さらに身動きが取れなくなる時間帯がやってくる前に僕は家路を急いだのだけれども、家の5キロ手前でタクシーは動かなくなった。
「ドシャ降りでもないし、あとは歩くよ」とクルマを降りてみると、警察官数人がクルマを止めてドライバーたちから「罰金」を徴収していた。
正規に罰金を払うときはキチンと公文書をもうらうのだけれど、ドライバーはスルスルと窓を下ろし、ソコから小額紙幣を投げつけるようにして、走り去っていく。
僕はけっして暫定軍政支持者ではないけれど、こうしたフヌケた光景を目の当たりにしたのは、ホント、久しぶり でした。
■悪徳警官手段の市民いじめが続々明るみに (「バンコク週報」2月4日)※バンコクでの事件ではありませんが、「いじめ」ですまされる悠長なモノではない。
権力をカサにきた公務員の不正、横暴がタイ民主主義の復活であっては、僕たち平民はタマリませんので、サマックおじさんをはじめとする新政府には期待するところが大きい。

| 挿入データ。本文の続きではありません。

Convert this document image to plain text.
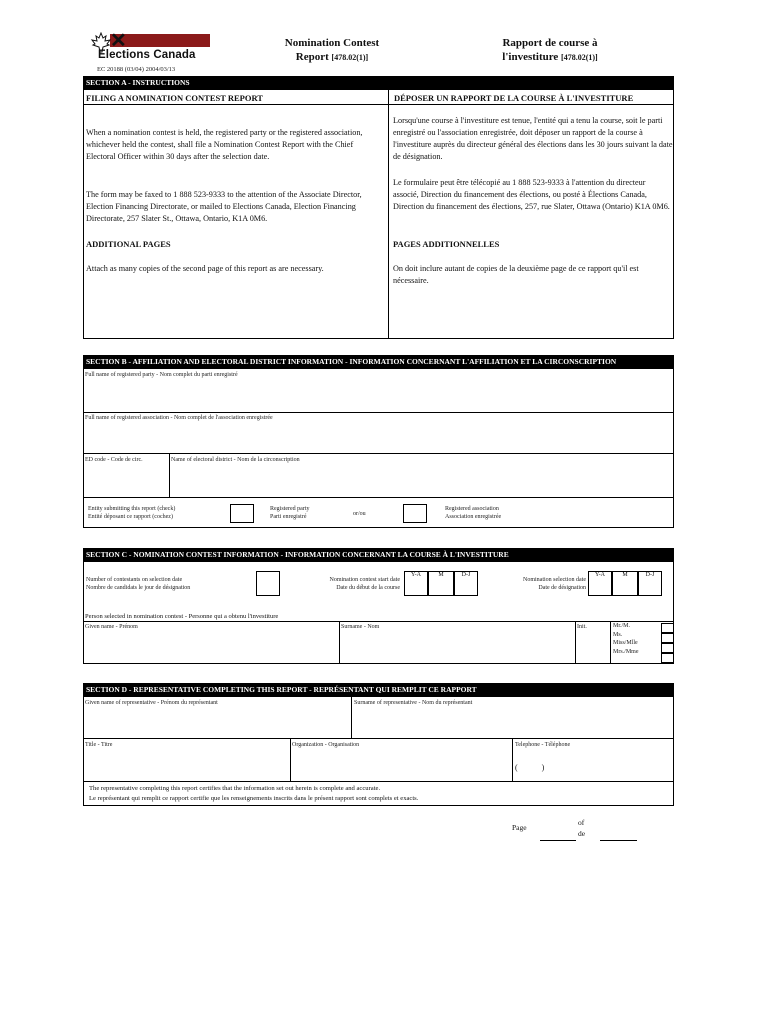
✕
Elections Canada
Nomination Contest
Report [478.02(1)]
Rapport de course à
l'investiture [478.02(1)]
EC 20188 (03/04) 2004/03/13
SECTION A - INSTRUCTIONS
FILING A NOMINATION CONTEST REPORT
When a nomination contest is held, the registered party or the registered association, whichever held the contest, shall file a Nomination Contest Report with the Chief Electoral Officer within 30 days after the selection date.
The form may be faxed to 1 888 523-9333 to the attention of the Associate Director, Election Financing Directorate, or mailed to Elections Canada, Election Financing Directorate, 257 Slater St., Ottawa, Ontario, K1A 0M6.
ADDITIONAL PAGES
Attach as many copies of the second page of this report as are necessary.
DÉPOSER UN RAPPORT DE LA COURSE À L'INVESTITURE
Lorsqu'une course à l'investiture est tenue, l'entité qui a tenu la course, soit le parti enregistré ou l'association enregistrée, doit déposer un rapport de la course à l'investiture auprès du directeur général des élections dans les 30 jours suivant la date de désignation.
Le formulaire peut être télécopié au 1 888 523-9333 à l'attention du directeur associé, Direction du financement des élections, ou posté à Élections Canada, Direction du financement des élections, 257, rue Slater, Ottawa (Ontario) K1A 0M6.
PAGES ADDITIONNELLES
On doit inclure autant de copies de la deuxième page de ce rapport qu'il est nécessaire.
SECTION B - AFFILIATION AND ELECTORAL DISTRICT INFORMATION - INFORMATION CONCERNANT L'AFFILIATION ET LA CIRCONSCRIPTION
Full name of registered party - Nom complet du parti enregistré
Full name of registered association - Nom complet de l'association enregistrée
ED code - Code de circ.	Name of electoral district - Nom de la circonscription
Entity submitting this report (check)
Entité déposant ce rapport (cochez)
Registered party
Parti enregistré	or/ou
Registered association
Association enregistrée
SECTION C - NOMINATION CONTEST INFORMATION - INFORMATION CONCERNANT LA COURSE À L'INVESTITURE
Number of contestants on selection date
Nombre de candidats le jour de désignation
Nomination contest start date
Date du début de la course
Y-A	M	D-J
Nomination selection date
Date de désignation
Y-A	M	D-J
Person selected in nomination contest - Personne qui a obtenu l'investiture
Given name - Prénom	Surname - Nom	Init.	Mr./M.
Ms.
Miss/Mlle
Mrs./Mme
SECTION D - REPRESENTATIVE COMPLETING THIS REPORT - REPRÉSENTANT QUI REMPLIT CE RAPPORT
Given name of representative - Prénom du représentant	Surname of representative - Nom du représentant
Title - Titre	Organization - Organisation	Telephone - Téléphone
(	)
The representative completing this report certifies that the information set out herein is complete and accurate.
Le représentant qui remplit ce rapport certifie que les renseignements inscrits dans le présent rapport sont complets et exacts.
Page
of
de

そのサマック首相は先日、NHKのインタビューで「最初の外遊先は日本」ほかタイ日関係の強化をアピールしていましたが、具体的な組閣陣容を、タイの報道陣に対してよりも先に日本のメディアに話してしまった。
■首相、まさか新内閣の概要が日本語以外で報じられるとは思わなかった (「タイの地元新聞を読む」2月3日)
ウッカリ放言なのか、周囲が大騒ぎするのを見越してのリップサービスなのか、そのあたりがつかみきれないところが、1976年10月事件をはじめ数々の修羅場をくぐりぬけてきたサマック首相のキャラクターなのだと思います。